Door William Schrikker gevraagde verlenging ots afgewezen

Jurisprudentie i.v.m. ondertoezichtstelling >>

De beoordeling

Uit de overgelegde stukken en de behandeling ter zitting is gebleken dat er nog steeds sprake is van een ernstige ontwikkelingsbedreiging bij [voornaam minderjarige] . [voornaam minderjarige] is in juni 2020 onder toezicht gesteld wegens de escalaties die in de thuissituatie plaatsvonden. Hulpverlening binnen het vrijwillig kader bleek toentertijd ontoereikend te zijn. De kinderrechter achtte het daarom van belang dat een neutrale derde in de vorm van een jeugdbeschermer het gezin zou ondersteunen en de regie zou nemen en passende hulpverlening in zou zetten.
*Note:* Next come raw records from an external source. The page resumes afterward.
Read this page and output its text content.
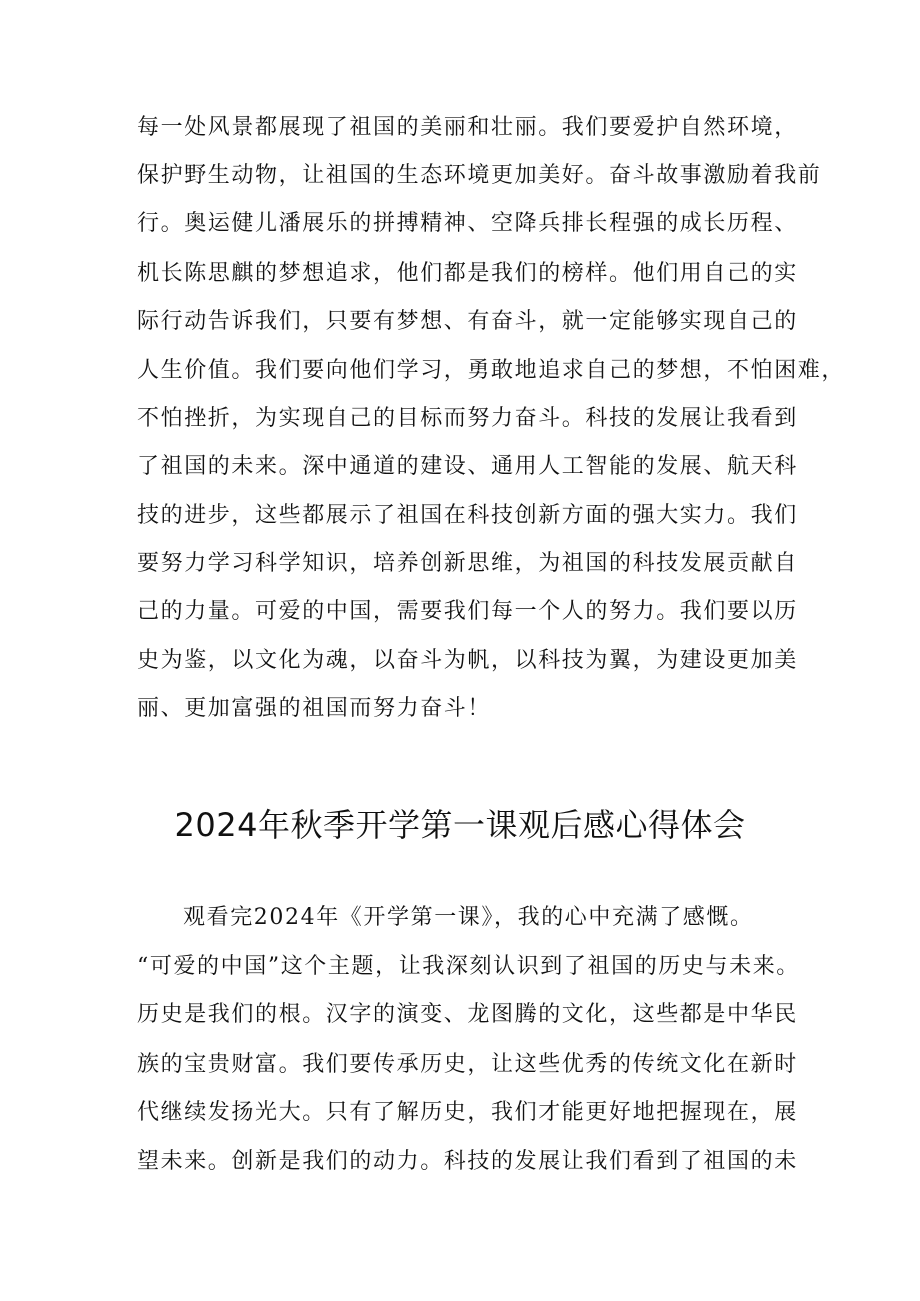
每一处风景都展现了祖国的美丽和壮丽。我们要爱护自然环境，
保护野生动物，让祖国的生态环境更加美好。奋斗故事激励着我前
行。奥运健儿潘展乐的拼搏精神、空降兵排长程强的成长历程、
机长陈思麒的梦想追求，他们都是我们的榜样。他们用自己的实
际行动告诉我们，只要有梦想、有奋斗，就一定能够实现自己的
人生价值。我们要向他们学习，勇敢地追求自己的梦想，不怕困难，
不怕挫折，为实现自己的目标而努力奋斗。科技的发展让我看到
了祖国的未来。深中通道的建设、通用人工智能的发展、航天科
技的进步，这些都展示了祖国在科技创新方面的强大实力。我们
要努力学习科学知识，培养创新思维，为祖国的科技发展贡献自
己的力量。可爱的中国，需要我们每一个人的努力。我们要以历
史为鉴，以文化为魂，以奋斗为帆，以科技为翼，为建设更加美
丽、更加富强的祖国而努力奋斗！
2024年秋季开学第一课观后感心得体会
观看完2024年《开学第一课》，我的心中充满了感慨。
“可爱的中国”这个主题，让我深刻认识到了祖国的历史与未来。
历史是我们的根。汉字的演变、龙图腾的文化，这些都是中华民
族的宝贵财富。我们要传承历史，让这些优秀的传统文化在新时
代继续发扬光大。只有了解历史，我们才能更好地把握现在，展
望未来。创新是我们的动力。科技的发展让我们看到了祖国的未
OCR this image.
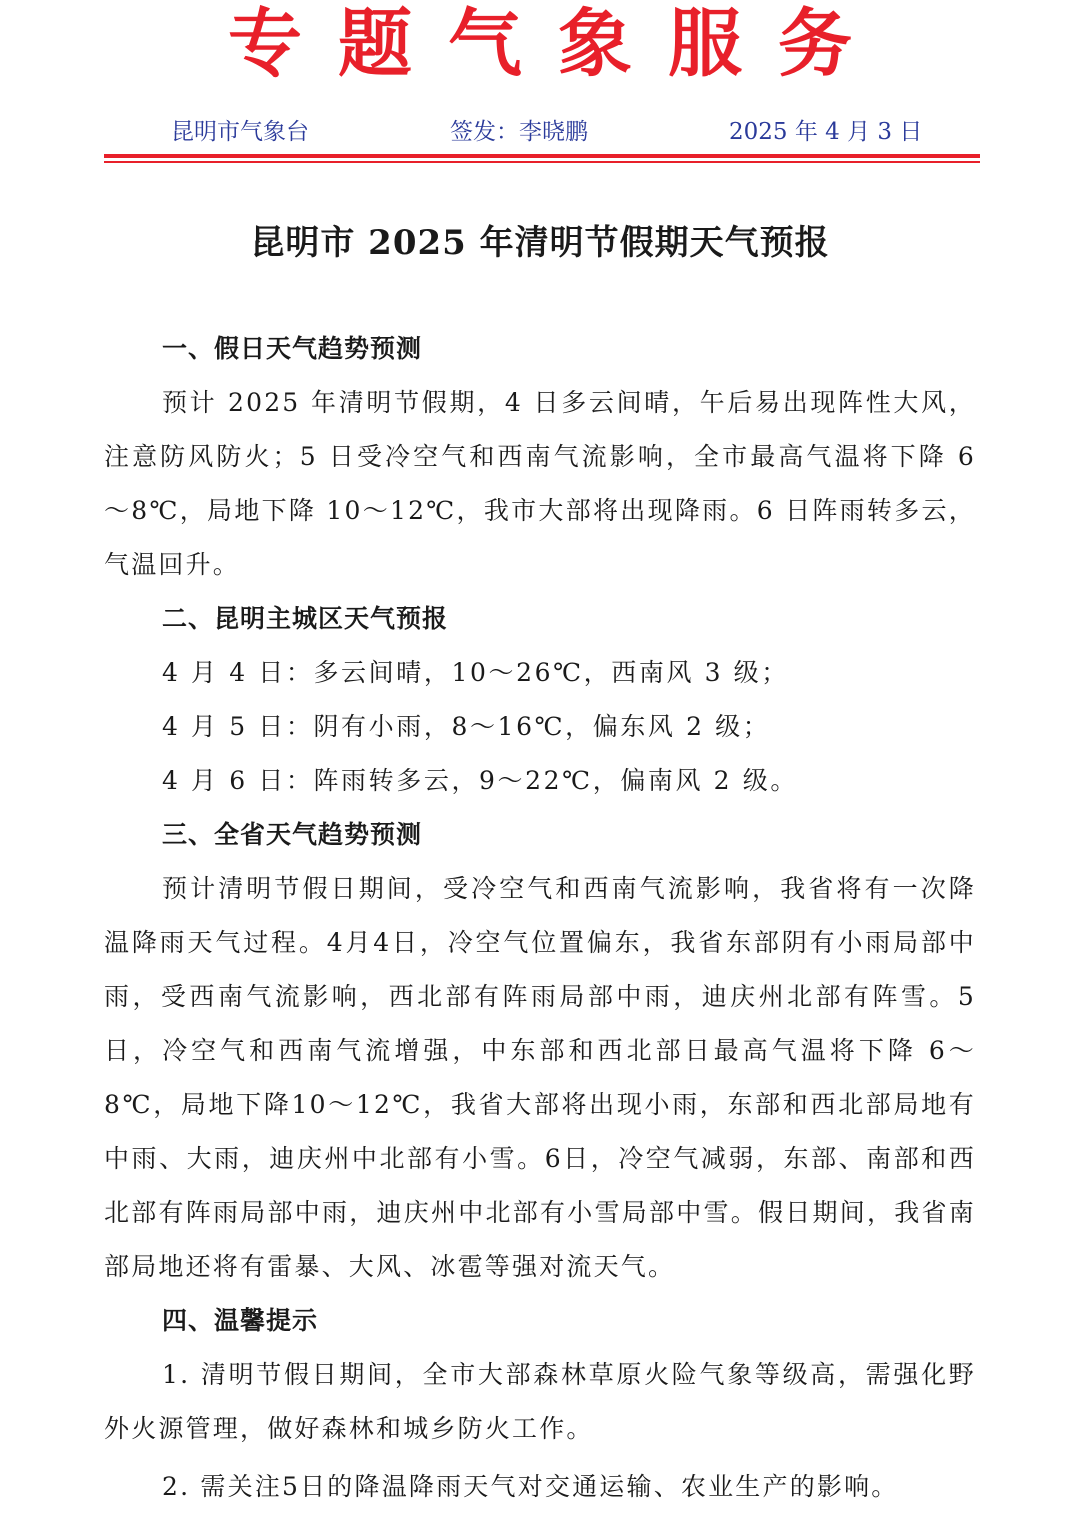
专题气象服务
昆明市气象台	签发：李晓鹏	2025 年 4 月 3 日
昆明市 2025 年清明节假期天气预报

一、假日天气趋势预测

预计 2025 年清明节假期，4 日多云间晴，午后易出现阵性大风，注意防风防火；5 日受冷空气和西南气流影响，全市最高气温将下降 6～8℃，局地下降 10～12℃，我市大部将出现降雨。6 日阵雨转多云，气温回升。

二、昆明主城区天气预报

4 月 4 日：多云间晴，10～26℃，西南风 3 级；

4 月 5 日：阴有小雨，8～16℃，偏东风 2 级；

4 月 6 日：阵雨转多云，9～22℃，偏南风 2 级。

三、全省天气趋势预测

预计清明节假日期间，受冷空气和西南气流影响，我省将有一次降温降雨天气过程。4月4日，冷空气位置偏东，我省东部阴有小雨局部中雨，受西南气流影响，西北部有阵雨局部中雨，迪庆州北部有阵雪。5日，冷空气和西南气流增强，中东部和西北部日最高气温将下降 6～8℃，局地下降10～12℃，我省大部将出现小雨，东部和西北部局地有中雨、大雨，迪庆州中北部有小雪。6日，冷空气减弱，东部、南部和西北部有阵雨局部中雨，迪庆州中北部有小雪局部中雪。假日期间，我省南部局地还将有雷暴、大风、冰雹等强对流天气。

四、温馨提示

1. 清明节假日期间，全市大部森林草原火险气象等级高，需强化野外火源管理，做好森林和城乡防火工作。

2. 需关注5日的降温降雨天气对交通运输、农业生产的影响。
De aanwezigheid van een jeugdbeschermer werd noodzakelijk geacht om in de samenwerking met de ouders verbetering te realiseren.

Gebleken is dat de samenwerking tussen de vader en de GI niet goed is verlopen en dat de ouders geen meerwaarde zien in een verlenging van de ondertoezichtstelling. Nu de samenwerking tussen de jeugdbeschermer en de GI niet goed is, werkt dit meer als een belasting dan dat het van toegevoegde waarde is. De rol van de jeugdbeschermer zou moeten leiden tot het inzetten van de juiste hulpverlening en het laten beklijven daarvan. In het afgelopen jaar is echter gebleken dat de hulpverlening op het initiatief van de moeder is ingezet en dat [voornaam minderjarige] als gevolg van deze hulpverlening een positieve ontwikkeling heeft doorgemaakt.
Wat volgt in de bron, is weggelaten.